パンチラ追って知らない街へ

すべて作り話です。

日常と和えるパスタソース

例えば何の前触れもなく突然深夜に焼き菓子をこさえること、柔軟剤をその日の気分で変えること、平日の整理整頓や洗い物は見てみぬふりしながら荒れていく部屋を、大好きな金曜日の夜更かしを、決してだれにも咎められないこと、休日は午後にのそのそと起きて自分ひとりのためだけに、たっぷり湯を張りつかること。それら全てが許される1K8畳の部屋に住まうことはや1年。こうして感慨に耽ることを想定して、当時のわたしはあえて入居を誕生日に決めていた。

この部屋にあるものをふと見渡してみると、奮発した愛用の家電製品も、家具も、一度も止められたことのない水も電気もガスだって、わたしが日々働いた給料で取り揃えられていて、我ながらよくやっているなと、ひそかに感心する。実家に住んでいる頃は気にも留めなかった水場や火元の汚れはこまめに落とすことを心がけている。怠惰な私のことだから、てっきりゴミ屋敷にでもなるのかと思っていたのに清潔で快適な暮らしを今日まで継続できていることそのものが、私の自己肯定感を底上げした。自分で自分を見くびっていた、わたしは一人でも十分生きて行ける側の人間だったのか。

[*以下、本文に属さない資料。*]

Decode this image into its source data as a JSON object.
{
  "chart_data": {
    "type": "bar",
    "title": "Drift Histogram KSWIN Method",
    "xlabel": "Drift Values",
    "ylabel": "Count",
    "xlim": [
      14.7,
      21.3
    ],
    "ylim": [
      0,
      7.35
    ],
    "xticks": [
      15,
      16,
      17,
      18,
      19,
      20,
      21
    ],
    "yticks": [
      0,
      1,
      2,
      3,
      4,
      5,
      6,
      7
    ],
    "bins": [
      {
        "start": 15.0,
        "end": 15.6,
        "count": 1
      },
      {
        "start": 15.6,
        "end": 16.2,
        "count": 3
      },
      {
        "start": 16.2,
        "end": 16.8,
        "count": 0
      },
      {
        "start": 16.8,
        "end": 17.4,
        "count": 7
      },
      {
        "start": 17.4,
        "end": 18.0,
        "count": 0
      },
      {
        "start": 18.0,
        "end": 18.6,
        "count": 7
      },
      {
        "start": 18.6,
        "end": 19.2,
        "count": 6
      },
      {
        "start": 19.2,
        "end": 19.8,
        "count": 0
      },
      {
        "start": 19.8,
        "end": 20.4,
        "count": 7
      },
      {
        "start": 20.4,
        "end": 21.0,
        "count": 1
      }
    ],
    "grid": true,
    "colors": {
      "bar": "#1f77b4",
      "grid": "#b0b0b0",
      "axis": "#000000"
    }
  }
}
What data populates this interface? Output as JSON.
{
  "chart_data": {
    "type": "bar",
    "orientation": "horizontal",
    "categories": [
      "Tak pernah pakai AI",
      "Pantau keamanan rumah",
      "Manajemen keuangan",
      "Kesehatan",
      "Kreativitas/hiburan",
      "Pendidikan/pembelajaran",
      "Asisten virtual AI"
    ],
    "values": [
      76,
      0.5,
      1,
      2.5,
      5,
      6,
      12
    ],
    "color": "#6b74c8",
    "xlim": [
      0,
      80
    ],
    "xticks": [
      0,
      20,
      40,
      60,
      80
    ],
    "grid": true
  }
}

一年前は考えもよらなかった憧れの未来を、私は自分の力によって、こうして手に入れることができたのだ。車で数十分行けば、実家があるのにどうして一人暮らしをはじめたのかとたくさんの人に不思議に思われたし、お金のことを考えると実家に居続けることが正しい選択のようにも思えたけれど、自分の新しい一面を知る冒険と上限なき自由を得るためならば、日々のしかかる生活費なんて必要経費の範疇だ。

26歳を迎えるにあたり、ようやっと本当の意味での大人になれた気がしてる。周りの仲間たちよりも、随分長らく遅れをとって。実のところ成人したら大人になれるなんていうのは戯言にすぎず、思えばわたしは20歳のときに大人になり損ねていた。成人を機に、就職を機に、結婚を出産を機に、自らを「大人である」と実感を得る人もいるだろうけど、私にとっては「一人で生きていけること」が大人を意味するものだったらしい。20歳という節目や盛大なライフイベントを過ぎ行けば、自動的に大人に区分されるわけではなかった。 

やっと大人になれたばかりの私は、誰かと人生を生きていくだとか、誰かの人生のために生きていくだとかそういったことについて、まだまだ考え及ばない。明日の私が喜ぶ毎日を提供するために、生活を磨き尽くして、心から満足できた時にそういう未来も夢見たい。もう少しの間だけ、自分本位に生きてみる。環境を変えることを何より恐れていた25歳以前の自分よ、踏み出した一歩はこんなにも大きく、新しい景色は素晴らしいものだった。これからもどうか恐れることなきよう、年を重ねて知らない街へ。